Eco Cities

I just read Ecocities by Richard Register. His definition of an eco city is:

•An ecologically healthy human settlement modeled on the self-sustaining resilient structure and function of natural ecosystems and living organisms.

•An entity that includes its inhabitants and their ecological impacts.

•A subsystem of the ecosystems of which it is part — of its watershed, bioregion, and ultimately, of the planet.

•A subsystem of the regional, national and world economic system.

Unlike Eco Brooklyn, who is a small New York green builder focused on the micro impact of single buildings, the work that Register deals with is the macro construction of entire cities.

But unlike your typical city that is mostly built by a diverse group of different builders who are not communicating much with each other, Register proposes a city that is built from the start with a unifying vision.

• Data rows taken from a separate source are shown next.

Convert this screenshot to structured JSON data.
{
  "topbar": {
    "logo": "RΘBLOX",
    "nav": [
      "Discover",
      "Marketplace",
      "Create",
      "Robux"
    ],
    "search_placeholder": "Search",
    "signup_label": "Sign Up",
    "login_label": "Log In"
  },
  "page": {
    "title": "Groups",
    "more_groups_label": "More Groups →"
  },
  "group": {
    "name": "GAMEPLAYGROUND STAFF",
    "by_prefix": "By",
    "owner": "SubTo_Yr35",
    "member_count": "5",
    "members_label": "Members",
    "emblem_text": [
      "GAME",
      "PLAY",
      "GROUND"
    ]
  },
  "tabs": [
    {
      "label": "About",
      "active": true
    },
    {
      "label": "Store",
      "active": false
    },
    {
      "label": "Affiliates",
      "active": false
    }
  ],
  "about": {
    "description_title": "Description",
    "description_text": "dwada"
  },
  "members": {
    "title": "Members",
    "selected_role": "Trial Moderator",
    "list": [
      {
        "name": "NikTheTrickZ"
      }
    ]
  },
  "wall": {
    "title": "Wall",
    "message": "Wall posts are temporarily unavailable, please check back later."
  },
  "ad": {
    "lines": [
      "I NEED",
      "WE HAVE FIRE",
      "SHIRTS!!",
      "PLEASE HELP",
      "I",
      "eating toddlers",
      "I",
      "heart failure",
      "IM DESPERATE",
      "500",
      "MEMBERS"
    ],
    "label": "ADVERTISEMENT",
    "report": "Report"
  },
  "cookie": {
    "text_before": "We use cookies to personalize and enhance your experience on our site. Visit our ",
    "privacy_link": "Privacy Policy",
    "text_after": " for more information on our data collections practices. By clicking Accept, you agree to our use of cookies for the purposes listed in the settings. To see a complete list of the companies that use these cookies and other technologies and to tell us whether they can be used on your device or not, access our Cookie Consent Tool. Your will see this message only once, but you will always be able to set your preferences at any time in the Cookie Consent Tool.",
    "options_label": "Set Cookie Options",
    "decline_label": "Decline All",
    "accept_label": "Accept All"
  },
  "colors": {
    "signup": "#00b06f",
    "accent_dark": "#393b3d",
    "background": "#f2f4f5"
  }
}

This unifying vision is everything you would expect from an eco city – pedestrian passages, lots of greenery, public transport – but the key point that struck me is that such a design needs a very clear macro vision to succeed.

This would mean for example building a massive framework of platforms that later gets filled in by smaller builders, much like an old sunken boat becomes a lively community of plants and animals.

But the key thing I took from this is that you have to build the boat. This requires the large scale construction and machinery that is so often associated with very un-ecological skyscraper construction.

My solution to green building was to stay small since I can make a direct difference. Register offers the idea that we need to build big in order to make a big impact.

 

The main point is that an eco city requires a lot more infrastructure planning that I had envisioned. I saw an eco city as a grass roots sort of thing where things grew from the ground up and where most power and waste was dealt with on each localized site. But according to him an eco city
involves clustered condensed housing that of course has what I mention but that also takes advantage of economy of scale and centralized systems as well.

It would mean that the main structure of the city would be laid out like one single building. Similar to Paolo Soleri’s construction but on a much bigger scale. It makes a lot of sense. But the one issue is that it would require large style construction similar to skyscraper style…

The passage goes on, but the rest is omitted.